Más allá de lo que suceda en las cortes chilenas,
¿cree que el caso Pinochet marca un antes y un después en
la incorporación de los derechos humanos al derecho internacional?
Creo que hoy es claro para todos los que estuvieron involucrados
en actos de tortura que hay una legislación internacional que puede
ser aplicada para el arresto y castigo de los culpables de actos de lesa
humanidad. Creemos también que hubo un progreso específico
en Chile. La justicia tuvo una oportunidad de demostrar que puede funcionar.

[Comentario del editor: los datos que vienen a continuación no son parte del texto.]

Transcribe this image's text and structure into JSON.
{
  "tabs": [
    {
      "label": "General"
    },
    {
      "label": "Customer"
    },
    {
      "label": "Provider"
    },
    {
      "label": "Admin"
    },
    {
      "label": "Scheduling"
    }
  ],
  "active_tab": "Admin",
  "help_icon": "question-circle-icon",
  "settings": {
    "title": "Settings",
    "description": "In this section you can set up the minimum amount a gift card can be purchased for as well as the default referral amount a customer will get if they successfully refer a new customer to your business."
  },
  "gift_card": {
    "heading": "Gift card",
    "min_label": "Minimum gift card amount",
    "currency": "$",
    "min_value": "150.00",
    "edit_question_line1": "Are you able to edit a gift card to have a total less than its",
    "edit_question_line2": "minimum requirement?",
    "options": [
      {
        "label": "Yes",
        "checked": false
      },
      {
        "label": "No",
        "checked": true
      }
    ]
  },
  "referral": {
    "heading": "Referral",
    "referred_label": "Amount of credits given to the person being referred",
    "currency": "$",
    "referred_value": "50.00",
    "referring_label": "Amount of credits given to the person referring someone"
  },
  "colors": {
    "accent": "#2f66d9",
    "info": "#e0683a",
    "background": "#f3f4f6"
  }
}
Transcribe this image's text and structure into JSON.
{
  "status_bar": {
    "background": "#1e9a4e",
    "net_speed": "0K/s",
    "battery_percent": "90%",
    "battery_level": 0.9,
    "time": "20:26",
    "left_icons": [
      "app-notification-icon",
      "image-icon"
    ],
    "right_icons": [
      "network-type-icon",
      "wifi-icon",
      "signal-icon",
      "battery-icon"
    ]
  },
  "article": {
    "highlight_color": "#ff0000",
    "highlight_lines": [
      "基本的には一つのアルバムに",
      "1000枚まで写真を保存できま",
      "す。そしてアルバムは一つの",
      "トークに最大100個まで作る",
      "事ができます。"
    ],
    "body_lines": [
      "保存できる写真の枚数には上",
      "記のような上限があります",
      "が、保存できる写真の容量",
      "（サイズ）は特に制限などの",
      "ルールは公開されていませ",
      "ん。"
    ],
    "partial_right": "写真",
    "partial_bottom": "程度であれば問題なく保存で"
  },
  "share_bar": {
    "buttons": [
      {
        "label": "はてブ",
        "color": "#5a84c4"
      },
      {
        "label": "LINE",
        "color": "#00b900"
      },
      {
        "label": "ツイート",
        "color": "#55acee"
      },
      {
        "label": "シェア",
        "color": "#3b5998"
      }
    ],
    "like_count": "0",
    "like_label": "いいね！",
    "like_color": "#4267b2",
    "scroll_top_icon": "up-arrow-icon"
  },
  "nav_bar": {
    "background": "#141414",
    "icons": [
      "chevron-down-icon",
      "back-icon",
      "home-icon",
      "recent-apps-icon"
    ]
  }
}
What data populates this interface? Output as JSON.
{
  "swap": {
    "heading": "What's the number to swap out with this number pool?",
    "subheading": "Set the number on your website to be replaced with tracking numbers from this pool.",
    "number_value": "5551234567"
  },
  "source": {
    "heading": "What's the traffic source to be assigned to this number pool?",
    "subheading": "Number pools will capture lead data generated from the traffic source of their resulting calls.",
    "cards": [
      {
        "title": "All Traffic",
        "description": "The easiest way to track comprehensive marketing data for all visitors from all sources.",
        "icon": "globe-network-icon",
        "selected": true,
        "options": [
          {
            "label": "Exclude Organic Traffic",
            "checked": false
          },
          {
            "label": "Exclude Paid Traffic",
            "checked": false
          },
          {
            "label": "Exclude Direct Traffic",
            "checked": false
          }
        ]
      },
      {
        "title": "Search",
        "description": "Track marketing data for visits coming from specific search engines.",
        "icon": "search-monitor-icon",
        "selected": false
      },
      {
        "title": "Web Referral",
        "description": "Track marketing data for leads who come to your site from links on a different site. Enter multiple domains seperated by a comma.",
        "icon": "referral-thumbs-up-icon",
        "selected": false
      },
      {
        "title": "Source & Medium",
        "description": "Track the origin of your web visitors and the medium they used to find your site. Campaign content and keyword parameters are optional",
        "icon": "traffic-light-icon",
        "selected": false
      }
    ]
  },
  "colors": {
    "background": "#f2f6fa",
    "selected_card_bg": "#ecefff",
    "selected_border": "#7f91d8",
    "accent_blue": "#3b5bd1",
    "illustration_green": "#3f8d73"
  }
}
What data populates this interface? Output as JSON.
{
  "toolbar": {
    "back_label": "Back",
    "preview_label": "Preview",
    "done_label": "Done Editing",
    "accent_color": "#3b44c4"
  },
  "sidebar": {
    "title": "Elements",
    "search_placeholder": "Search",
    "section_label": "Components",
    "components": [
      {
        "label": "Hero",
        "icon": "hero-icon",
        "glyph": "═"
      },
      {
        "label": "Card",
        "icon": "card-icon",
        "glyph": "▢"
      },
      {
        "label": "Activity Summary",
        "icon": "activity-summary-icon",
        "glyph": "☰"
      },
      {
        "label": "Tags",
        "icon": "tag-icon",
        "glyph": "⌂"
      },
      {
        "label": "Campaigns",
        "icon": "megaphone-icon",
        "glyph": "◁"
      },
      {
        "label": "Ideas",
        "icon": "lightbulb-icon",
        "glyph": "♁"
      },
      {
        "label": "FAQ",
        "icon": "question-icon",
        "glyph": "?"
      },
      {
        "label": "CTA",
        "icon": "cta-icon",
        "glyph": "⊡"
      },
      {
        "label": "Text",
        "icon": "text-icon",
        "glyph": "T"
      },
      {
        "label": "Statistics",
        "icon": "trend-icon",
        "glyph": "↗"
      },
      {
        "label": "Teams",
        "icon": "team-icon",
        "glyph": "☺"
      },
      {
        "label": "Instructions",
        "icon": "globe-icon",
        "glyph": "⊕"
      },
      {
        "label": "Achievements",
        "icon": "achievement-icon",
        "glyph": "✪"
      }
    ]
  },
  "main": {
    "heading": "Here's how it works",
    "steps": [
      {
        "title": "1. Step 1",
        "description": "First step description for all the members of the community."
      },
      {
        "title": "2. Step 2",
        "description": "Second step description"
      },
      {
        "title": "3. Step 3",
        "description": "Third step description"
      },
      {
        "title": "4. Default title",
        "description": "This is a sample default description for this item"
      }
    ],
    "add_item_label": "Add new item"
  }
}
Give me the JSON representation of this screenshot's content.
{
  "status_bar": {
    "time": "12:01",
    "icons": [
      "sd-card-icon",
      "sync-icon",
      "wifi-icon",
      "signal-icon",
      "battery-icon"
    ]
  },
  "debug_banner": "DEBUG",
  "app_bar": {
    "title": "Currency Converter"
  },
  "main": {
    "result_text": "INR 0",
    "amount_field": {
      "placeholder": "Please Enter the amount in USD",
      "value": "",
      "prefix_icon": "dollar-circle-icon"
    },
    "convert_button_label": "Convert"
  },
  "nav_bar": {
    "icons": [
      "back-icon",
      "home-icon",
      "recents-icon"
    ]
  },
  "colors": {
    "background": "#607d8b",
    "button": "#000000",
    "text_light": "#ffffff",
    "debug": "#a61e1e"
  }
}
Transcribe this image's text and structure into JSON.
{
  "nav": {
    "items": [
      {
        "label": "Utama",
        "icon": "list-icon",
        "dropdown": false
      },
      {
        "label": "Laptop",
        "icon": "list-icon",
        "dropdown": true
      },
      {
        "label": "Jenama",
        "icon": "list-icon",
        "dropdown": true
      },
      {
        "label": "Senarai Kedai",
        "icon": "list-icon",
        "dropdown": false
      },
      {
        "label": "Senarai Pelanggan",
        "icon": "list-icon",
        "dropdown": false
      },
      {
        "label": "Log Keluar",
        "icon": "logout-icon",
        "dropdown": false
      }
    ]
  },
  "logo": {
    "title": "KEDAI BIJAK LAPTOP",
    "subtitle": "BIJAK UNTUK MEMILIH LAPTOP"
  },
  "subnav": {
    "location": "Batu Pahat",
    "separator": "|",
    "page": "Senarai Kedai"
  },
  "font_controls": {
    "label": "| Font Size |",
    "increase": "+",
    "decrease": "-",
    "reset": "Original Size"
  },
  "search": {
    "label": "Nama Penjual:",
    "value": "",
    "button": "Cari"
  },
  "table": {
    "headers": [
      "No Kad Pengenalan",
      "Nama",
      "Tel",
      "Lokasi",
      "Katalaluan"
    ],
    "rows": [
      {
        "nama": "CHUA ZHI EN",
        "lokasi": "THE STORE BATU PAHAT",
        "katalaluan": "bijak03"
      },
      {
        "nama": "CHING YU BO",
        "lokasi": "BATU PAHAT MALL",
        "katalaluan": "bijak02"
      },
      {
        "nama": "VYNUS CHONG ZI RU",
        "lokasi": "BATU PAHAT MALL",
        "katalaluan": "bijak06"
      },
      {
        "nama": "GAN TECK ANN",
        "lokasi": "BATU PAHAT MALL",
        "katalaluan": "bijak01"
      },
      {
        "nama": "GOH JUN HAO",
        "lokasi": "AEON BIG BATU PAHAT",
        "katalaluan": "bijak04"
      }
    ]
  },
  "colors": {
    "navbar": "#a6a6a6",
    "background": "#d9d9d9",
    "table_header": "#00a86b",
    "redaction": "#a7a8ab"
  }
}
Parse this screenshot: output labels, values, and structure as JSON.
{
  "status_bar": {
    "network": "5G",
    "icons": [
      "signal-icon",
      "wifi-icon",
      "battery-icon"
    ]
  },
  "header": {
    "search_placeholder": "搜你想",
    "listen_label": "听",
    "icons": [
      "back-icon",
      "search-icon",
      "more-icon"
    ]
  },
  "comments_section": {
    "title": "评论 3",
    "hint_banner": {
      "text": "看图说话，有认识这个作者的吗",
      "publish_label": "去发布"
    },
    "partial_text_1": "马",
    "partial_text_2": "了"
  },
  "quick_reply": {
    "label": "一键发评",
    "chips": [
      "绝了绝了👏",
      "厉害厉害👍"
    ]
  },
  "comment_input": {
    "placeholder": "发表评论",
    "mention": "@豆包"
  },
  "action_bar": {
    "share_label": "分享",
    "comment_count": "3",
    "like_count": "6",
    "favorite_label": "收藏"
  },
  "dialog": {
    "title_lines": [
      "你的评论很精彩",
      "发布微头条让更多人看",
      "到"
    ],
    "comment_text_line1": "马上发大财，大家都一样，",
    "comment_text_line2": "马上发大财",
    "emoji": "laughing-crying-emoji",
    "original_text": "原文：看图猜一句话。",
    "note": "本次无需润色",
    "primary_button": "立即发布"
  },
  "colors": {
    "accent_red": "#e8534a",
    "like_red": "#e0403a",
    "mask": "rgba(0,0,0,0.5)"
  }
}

¿En qué aspectos específicos el derecho internacional
toma hoy más en cuenta los derechos humanos que antes del arresto
de Pinochet en octubre de 1998?
Los instrumentos legales para castigar violaciones a los derechos
humanos existían, pero con el arresto de Pinochet cobraron especial
relevancia y se debatieron a nivel mundial. La Convención contra
la Tortura, firmada en 1984 y ratificada por más de 100 países,
fue uno de los ejes del caso en Gran Bretaña. El artículo
6 de la Convención estipula que si hay una persona que ha participado
en actos de tortura y está en un país signatario de esa
convención, dicho país debe iniciar las gestiones correspondientes
para que sea llevado a la justicia, sea en el propio país o extraditándolo
a otro. Lo mismo pasó con la Declaración de la Protección
de todas las personas de Desapariciones Forzadas de las Naciones Unidas
de 1992. El dictamen del juez de primera instancia Roland Bartle acá
en Gran Bretaña fue muy importante porque reconoció que
la desaparición forzada podría ser una tortura para los
familiares, algo que estaba contemplado en el artículo 2 de la
declaración de Naciones Unidas. Esto sienta un precedente muy importante
a nivel internacional.
Es decir que estos instrumentos legales cobraron vida con el arresto
de Pinochet.
Exactamente. Se probó que todas estas convenciones son mecanismos
vitales que pueden ser puestos en marcha para la protección de
los individuos. No son sólo papel firmado: son documentos que tienen
un valor. Este valor tiene una proyección doble. Respecto al pasado
permite que las víctimas y sus familiares tengan acceso a la verdad
y la justicia que reclaman y, de cara al futuro, esperamos que actúe
preventivamente evitando que se cometan violaciones a los derechos humanos
ante la certeza de que tarde o temprano se rendirá cuentas ante
la justicia internacional.
Durante mucho tiempo el jefe de Estado fue una figura intocable
en las relaciones internacionales porque encarnaba la soberanía
de la nación, ¿qué tipo de precedente sienta el caso
Pinochet en este terreno?
Que no tiene inmunidad en casos de crímenes de lesa humanidad.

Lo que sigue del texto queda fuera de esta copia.